A little east of the modern cemetery, overgrown and enmatted with tangled shrubs and vines, is the lot of land given to the town of. Killingly for a burial place by its most honored citizen, Peter Aspinwall. Mouldering stones bearing the names of the earliest settlers of this vicinity, are to be found there. Killingly’s choicest worthies, Captain Joseph Cady and Justice Joseph Leavens, its first ministers, Reverends John Fisk, Perley Howe and Aaron Brown, its town fathers and town mothers for at least two generations, were interred in this time honored grave yard. A tombstone under a spreading pine tree tells the sad fate of the young bride of Othniel Brown, August 13th, 1786:
“That awful day, the hurricane
When I was in my prime
Blew down the house, and I was slain
And taken out of time.”
The laying out of other burial grounds led to the partial abandonment and neglect of this most interesting ground, but recently it has received more attention, and it is hoped that it may be more thoroughly restored as an unique memorial of the past.
The Pomfret Factory burying ground, on the Pomfret road, west of the former home of Mr. Wilkinson, is no longer in existence.
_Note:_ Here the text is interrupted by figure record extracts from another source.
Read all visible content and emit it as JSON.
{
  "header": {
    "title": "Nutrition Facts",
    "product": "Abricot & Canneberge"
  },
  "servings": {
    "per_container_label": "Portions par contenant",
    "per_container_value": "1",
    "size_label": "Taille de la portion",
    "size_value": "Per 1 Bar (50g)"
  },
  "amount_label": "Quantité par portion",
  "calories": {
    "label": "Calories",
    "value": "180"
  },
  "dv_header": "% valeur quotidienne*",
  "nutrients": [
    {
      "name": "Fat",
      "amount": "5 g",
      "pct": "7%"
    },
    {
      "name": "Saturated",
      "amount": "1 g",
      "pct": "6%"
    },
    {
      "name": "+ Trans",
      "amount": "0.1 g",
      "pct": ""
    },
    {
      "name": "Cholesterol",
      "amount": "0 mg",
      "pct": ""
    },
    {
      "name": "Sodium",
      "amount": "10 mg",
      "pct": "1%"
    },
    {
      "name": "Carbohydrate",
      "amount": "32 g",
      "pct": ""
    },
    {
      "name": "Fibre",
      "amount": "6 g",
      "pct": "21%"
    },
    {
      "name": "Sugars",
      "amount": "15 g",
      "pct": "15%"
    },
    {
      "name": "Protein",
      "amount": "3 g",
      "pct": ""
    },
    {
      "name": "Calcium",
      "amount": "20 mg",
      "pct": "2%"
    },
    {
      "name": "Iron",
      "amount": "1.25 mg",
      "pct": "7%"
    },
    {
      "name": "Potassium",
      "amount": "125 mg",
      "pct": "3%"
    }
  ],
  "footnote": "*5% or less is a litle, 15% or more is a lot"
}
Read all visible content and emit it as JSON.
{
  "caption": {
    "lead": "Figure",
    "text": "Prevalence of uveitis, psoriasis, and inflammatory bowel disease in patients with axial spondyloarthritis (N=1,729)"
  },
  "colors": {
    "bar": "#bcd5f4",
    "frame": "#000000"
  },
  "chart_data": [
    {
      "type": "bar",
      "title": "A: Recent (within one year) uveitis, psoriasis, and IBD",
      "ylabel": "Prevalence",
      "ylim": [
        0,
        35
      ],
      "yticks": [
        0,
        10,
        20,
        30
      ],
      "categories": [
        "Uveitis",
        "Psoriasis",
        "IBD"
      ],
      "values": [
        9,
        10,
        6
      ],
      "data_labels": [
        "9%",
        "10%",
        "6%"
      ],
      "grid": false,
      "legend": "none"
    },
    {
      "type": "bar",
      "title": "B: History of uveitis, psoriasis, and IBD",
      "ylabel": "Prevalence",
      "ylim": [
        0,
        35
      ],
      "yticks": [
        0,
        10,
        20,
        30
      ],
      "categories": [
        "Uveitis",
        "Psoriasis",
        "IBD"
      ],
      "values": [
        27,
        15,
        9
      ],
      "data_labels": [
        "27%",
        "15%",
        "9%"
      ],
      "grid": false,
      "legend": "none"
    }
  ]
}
This land was probably devoted to this purpose by Captain Cargill, his little granddaughter, Laura Waldo. being the first person there buried. Included without reservation in the sale of the Cargill land, it was freely used by persons in the vicinity, particularly by the descendants of Captain John Sabin. As the old families became extinct and the land more valuable, it was devoted to other uses. Such stones as were sufficiently preserved were removed to the new cemetery.
The cheerful and well kept burial ground at Putnam Heights is of comparatively modern origin. The first person buried there was Captain Luther Warren, who died August 9th, 1839. The venerated pastor, Priest Atkins, was also buried there, and many of the later residents of the village and vicinity.